A mother’s rejection is its own special kind of injury that never heals.
“He won’t talk about it, at least, not to me.” Eclipsa holds out her finger, watching as a moon sprite lands on the end. “But I thought you deserved to know why he acts the way he does.”
“Because he’s afraid I’ll abandon him like she did?”
“Because you gave him the one thing that could hurt him again—the burden of caring. And that terrifies him more than anything.”
Oh, boy. As an Evermore, I suspected Valerian had a mountain of emotional baggage that would take the good part of a lifetime to unpack. But I see now that mountain is unscalable.
There’s no unpacking it, only living in its shadow.
Can someone used to countless lifetimes of pain ever learn to fully trust? Fully love in the way that I want—no, that I need?

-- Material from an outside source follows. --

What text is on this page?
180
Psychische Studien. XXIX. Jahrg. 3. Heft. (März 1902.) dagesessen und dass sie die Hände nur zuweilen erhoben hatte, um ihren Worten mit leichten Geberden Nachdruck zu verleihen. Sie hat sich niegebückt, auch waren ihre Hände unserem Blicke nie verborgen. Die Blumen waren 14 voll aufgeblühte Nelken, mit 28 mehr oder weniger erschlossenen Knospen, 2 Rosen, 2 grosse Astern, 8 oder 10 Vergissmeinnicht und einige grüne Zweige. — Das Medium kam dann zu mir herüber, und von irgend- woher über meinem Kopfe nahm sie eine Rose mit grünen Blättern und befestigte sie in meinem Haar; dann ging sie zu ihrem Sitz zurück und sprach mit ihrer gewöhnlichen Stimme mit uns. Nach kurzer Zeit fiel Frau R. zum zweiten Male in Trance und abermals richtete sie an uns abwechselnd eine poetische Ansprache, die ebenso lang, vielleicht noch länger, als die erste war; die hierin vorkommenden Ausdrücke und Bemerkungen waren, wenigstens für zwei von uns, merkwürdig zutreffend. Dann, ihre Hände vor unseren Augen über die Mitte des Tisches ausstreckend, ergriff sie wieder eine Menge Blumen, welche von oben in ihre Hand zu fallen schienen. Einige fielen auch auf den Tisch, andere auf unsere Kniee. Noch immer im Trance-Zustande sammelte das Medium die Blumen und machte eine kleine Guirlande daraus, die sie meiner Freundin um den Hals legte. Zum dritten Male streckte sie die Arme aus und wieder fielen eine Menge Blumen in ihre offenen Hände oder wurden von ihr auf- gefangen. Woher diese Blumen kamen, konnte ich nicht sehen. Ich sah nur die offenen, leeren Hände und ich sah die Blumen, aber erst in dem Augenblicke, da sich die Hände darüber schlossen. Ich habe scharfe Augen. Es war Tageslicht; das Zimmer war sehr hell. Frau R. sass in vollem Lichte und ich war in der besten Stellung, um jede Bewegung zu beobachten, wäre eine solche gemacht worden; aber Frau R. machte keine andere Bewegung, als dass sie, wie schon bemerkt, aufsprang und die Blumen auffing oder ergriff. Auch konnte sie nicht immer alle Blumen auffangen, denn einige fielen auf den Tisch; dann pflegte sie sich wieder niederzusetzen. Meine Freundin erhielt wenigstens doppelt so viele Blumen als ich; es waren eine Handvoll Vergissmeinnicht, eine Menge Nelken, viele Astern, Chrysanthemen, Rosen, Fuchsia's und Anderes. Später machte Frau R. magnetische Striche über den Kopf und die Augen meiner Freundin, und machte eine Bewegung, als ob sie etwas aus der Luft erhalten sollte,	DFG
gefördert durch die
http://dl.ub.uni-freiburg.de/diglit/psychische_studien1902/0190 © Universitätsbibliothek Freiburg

I look to Eclipsa to discover she’s watching me intently, probably trying to determine just how freaked out I am. “You knew me then, right?” I ask. “When I was one of you?”
“I did.” She grins. “I hated your guts at first, by the way. He actually made me swear an oath of magic not to assassinate you.”
For some reason, I laugh. “Why? Was I a raging bitch?”
Her grin fades. “No, you were really kind and funny. But by then, between his mother constantly abandoning him and King Oberon’s torture, I knew he couldn’t take any more heartbreak.”